Food companies know how to tickle our taste buds with junk food — chips, cookies, candy, and the like — so it’s no wonder some people find it hard to resist. It turns out that these companies may be tapping into something a bit more profound than merely tempting us with tantalizing treats; they could be playing on our brain’s biology. Even if you may not know it, your attraction to junk food might have started before you were born.

The junk food effect on future generations

If your mother indulged in junk food while pregnant with you, this might have altered your brain’s neural pathways, making it more challenging for you to resist doughnuts, chips, sweets, and other unhealthy snacks. This unwavering allure starts when the brain responds to junk food — often filled with sugar, fat, or both — by releasing opioids (natural chemicals that trigger the secretion of dopamine, a feel-good substance).

Dopamine plays a crucial role in our mood, and its release in our brains often accompanies pleasurable activities, such as eating. For pregnant women who regularly consume junk food, their unborn child may need more of this type of food to feel satisfied compared to children from mothers who abstained from junk food.

In multiple lab studies, researchers discovered that a gene responsible for the production of an opioid called enkephalin operates at a higher level in the offspring of mothers who consumed junk foods during pregnancy. In a sense, this can lead children of junk food-eating moms to become “addicted” to junk food.

Understanding cravings

If your brain has been hooked on junk food since before you were born, does it mean you’re forever doomed to a life of uncontrollable cravings? The situation may be quite complicated, but there is hope.

To resist junk food, you need to understand how it affects your brain. Food cravings are one way your body signals a need for essential nutrients, but the danger lies in how companies design junk food, focusing on the perfect balance of salt, sugar, and fat that piques our taste buds. This combination tricks our brains into thinking we need more, not unlike how addicts crave for harmful substances.

Food addiction is a real issue, with some foods being more addictive than others. The American Journal of Clinical Nutrition conducted a study that showed certain foods are more potent in triggering addictive-like eating behavior. The following are some highly addictive foods (source: American Journal of Clinical Nutrition):

  • Chocolate
  • Ice cream
  • French fries
  • Pizza
  • Cookies
  • Chips
  • Cheeseburgers
  • Soda
  • Cake
  • Cheese

Breaking the junk food cycle.

Knowing that food addiction exists and realizing that you may be more susceptible to it due to early influences, there are actionable steps you can take to resist the temptations junk food presents, such as:

1. Plan your meals: Unhealthy cravings often come about when hunger strikes after eating poorly balanced meals or skipping meals. By planning nutritious meals and snacks ahead of time, you’ll feel more satisfied and be less likely to reach out for junk food.
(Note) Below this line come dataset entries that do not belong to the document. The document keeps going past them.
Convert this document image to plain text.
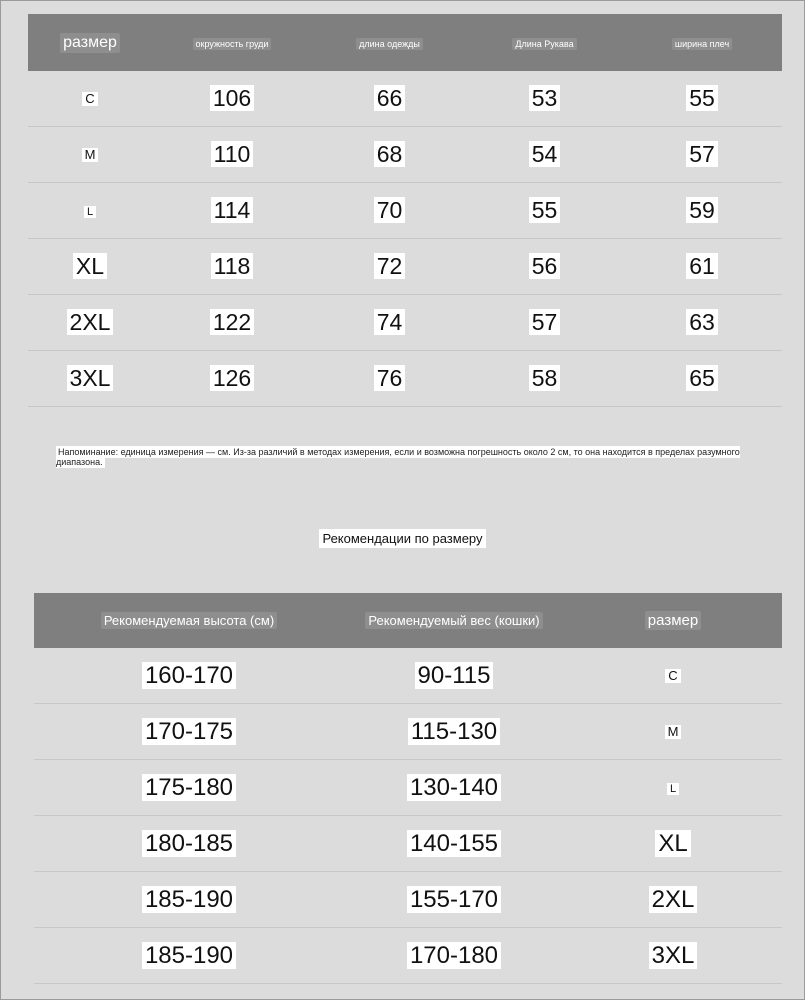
размер	окружность груди	длина одежды	Длина Рукава	ширина плеч
C	106	66	53	55
M	110	68	54	57
L	114	70	55	59
XL	118	72	56	61
2XL	122	74	57	63
3XL	126	76	58	65
Напоминание: единица измерения — см. Из-за различий в методах измерения, если и возможна погрешность около 2 см, то она находится в пределах разумного диапазона.
Рекомендации по размеру
Рекомендуемая высота (см)	Рекомендуемый вес (кошки)	размер
160-170	90-115	C
170-175	115-130	M
175-180	130-140	L
180-185	140-155	XL
185-190	155-170	2XL
185-190	170-180	3XL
2. Understand your triggers and coping mechanisms: Identify when and why you tend to eat junk food, devise strategies to address these triggers, and find healthier coping mechanisms like exercising, talking with friends, or practicing mindful breathing.

3. Go for healthier alternatives: There are numerous healthy snack options to choose from, like air-popped popcorn, nuts, or vegetable sticks with hummus, which can help beat junk food cravings.

4. Stay hydrated: Dehydration can mimic hunger and lead to junk food cravings. To avoid this, ensure to drink plenty of water throughout the day.

5. Master portion control: Rather than trying to quit cold turkey, consider reducing the portion size of your favorite junk food treats to help wean yourself off them gradually.

Remember that overcoming junk food cravings is not an overnight process, and it may require some trial and error. Be patient with yourself, celebrate small achievements, and if you slip up, use it as a learning opportunity to understand triggers and improve your strategy. It may have taken years or even a lifetime to establish these cravings; give yourself some time to break the cycle.